Anggapan bahwa pendidikan baru bisa
dimulai setelah usia sekolah dasar yaitu usia tujuh tahun ternyata tidaklah
benar. Bahkan pendidikan yang dimulai pada usia Taman
Kanak-kanak (4 - 6 tahun) pun sebenarnya sudah terlambat. Menurut hasil
penelitian di bidang neurologi seperti yang dilakukan oleh Dr. Benyamin S.
Bloom, seorang ahli pendidikan dari Universitas Chicago, Amerika Serikat,
mengemukakan bahwa pertumbuhan sel jaringan otak pada anak usia 0 - 4 tahun
mencapai 50% (Cropley, 94). Artinya bila pada usia tersebut otak anak tidak
mendapatkan rangsangan yang maksimal maka otak anak tidak akan berkembang
secara optimal. Hasil penelitian di Baylor College of Medicine menyatakan bahwa
lingkungan memberi peran yang sangat besar dalam pembentukan sikap,
kepribadian, dan pengembangan kemampuan anak secara optimal. Anak yang tidak
mendapat lingkungan baik untuk merangsang pertumbuhan otaknya, misal jarang
disentuh, jarang diajak bermain, jarang diajak berkomunikasi, maka perkembangan
otaknya akan lebih kecil 20 - 30% dari ukuran normal seusianya (Depdiknas,
2003:1).
Secara
keseluruhan hingga usia delapan tahun, 80% kapasitas kecerdasan manusia sudah
terbentuk, artinya kapasitas kecerdasan anak hanya bertambah 30% setelah usia
empat tahun hingga mencapai usia delapan tahun. Selanjutnya kapasitas
kecerdasan anak tersebut akan mencapai 100% setelah berusia sekitar 18 tahun
(Abdulhak, 2002). Oleh sebab itu masa kanak-kanak dari usia 0 - 8 tahun disebut
masa emas yang hanya terjadi satu kali dalam perkembangan kehidupan manusia
sehingga sangatlah penting untuk merangsang pertumbuhan otak anak melalui
perhatian kesehatan anak, penyediaan gizi yang cukup, dan pelayanan pendidikan.
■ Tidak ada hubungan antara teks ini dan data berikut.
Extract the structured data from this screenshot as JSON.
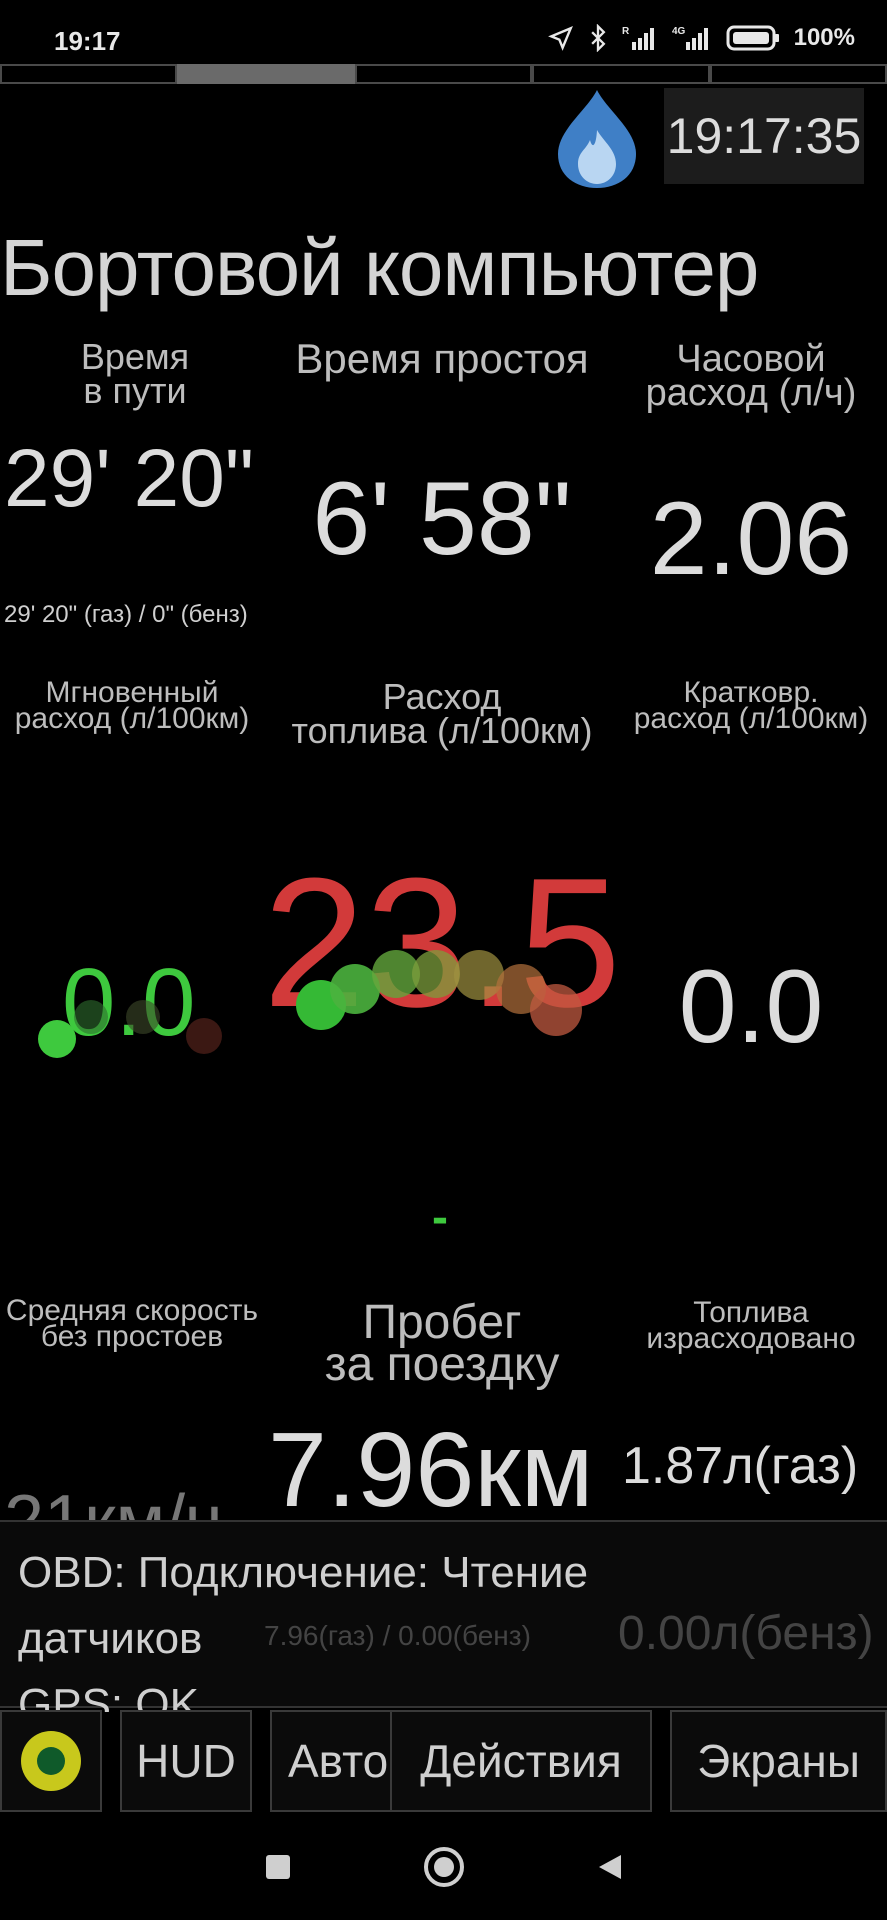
{
  "status_bar": {
    "time": "19:17",
    "battery": "100%",
    "icons": [
      "location-icon",
      "bluetooth-icon",
      "signal-r-icon",
      "signal-4g-icon",
      "battery-icon"
    ]
  },
  "clock": "19:17:35",
  "title": "Бортовой компьютер",
  "metrics": {
    "travel_time": {
      "label1": "Время",
      "label2": "в пути",
      "value": "29' 20\"",
      "sub": "29' 20\" (газ) / 0\" (бенз)"
    },
    "idle_time": {
      "label": "Время простоя",
      "value": "6' 58\""
    },
    "hourly": {
      "label1": "Часовой",
      "label2": "расход (л/ч)",
      "value": "2.06"
    },
    "instant": {
      "label1": "Мгновенный",
      "label2": "расход (л/100км)",
      "value": "0.0"
    },
    "fuel": {
      "label1": "Расход",
      "label2": "топлива (л/100км)",
      "value": "23.5"
    },
    "short": {
      "label1": "Кратковр.",
      "label2": "расход (л/100км)",
      "value": "0.0"
    },
    "dash": "-",
    "avg_speed": {
      "label1": "Средняя скорость",
      "label2": "без простоев",
      "value": "21км/ч"
    },
    "distance": {
      "label1": "Пробег",
      "label2": "за поездку",
      "value": "7.96км",
      "sub": "7.96(газ) / 0.00(бенз)"
    },
    "fuel_used": {
      "label1": "Топлива",
      "label2": "израсходовано",
      "value": "1.87л(газ)",
      "value2": "0.00л(бенз)"
    }
  },
  "obd": {
    "line1": "OBD: Подключение: Чтение",
    "line2": "датчиков",
    "line3": "GPS: OK"
  },
  "buttons": {
    "hud": "HUD",
    "auto": "Авто",
    "actions": "Действия",
    "screens": "Экраны"
  },
  "colors": {
    "accent_red": "#d23a3a",
    "accent_green": "#3ec93e"
  }
}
Menurut psikologi perkembangan dan berdasarkan riset neurologi tentang
pertumbuhan otak, usia dini meliputi anak yang berusia 0 - 8 tahun. Dalam hal
ini, pendidikan anak usia dini merupakan konsep tentang perlakuan dini terhadap
anak yang berada pada usia prasekolah atau usia sekolah yaitu di kelas-kelas
awal SD (kelas 1, 2 dan 3) (Supriadi, Pikiran Rakyat).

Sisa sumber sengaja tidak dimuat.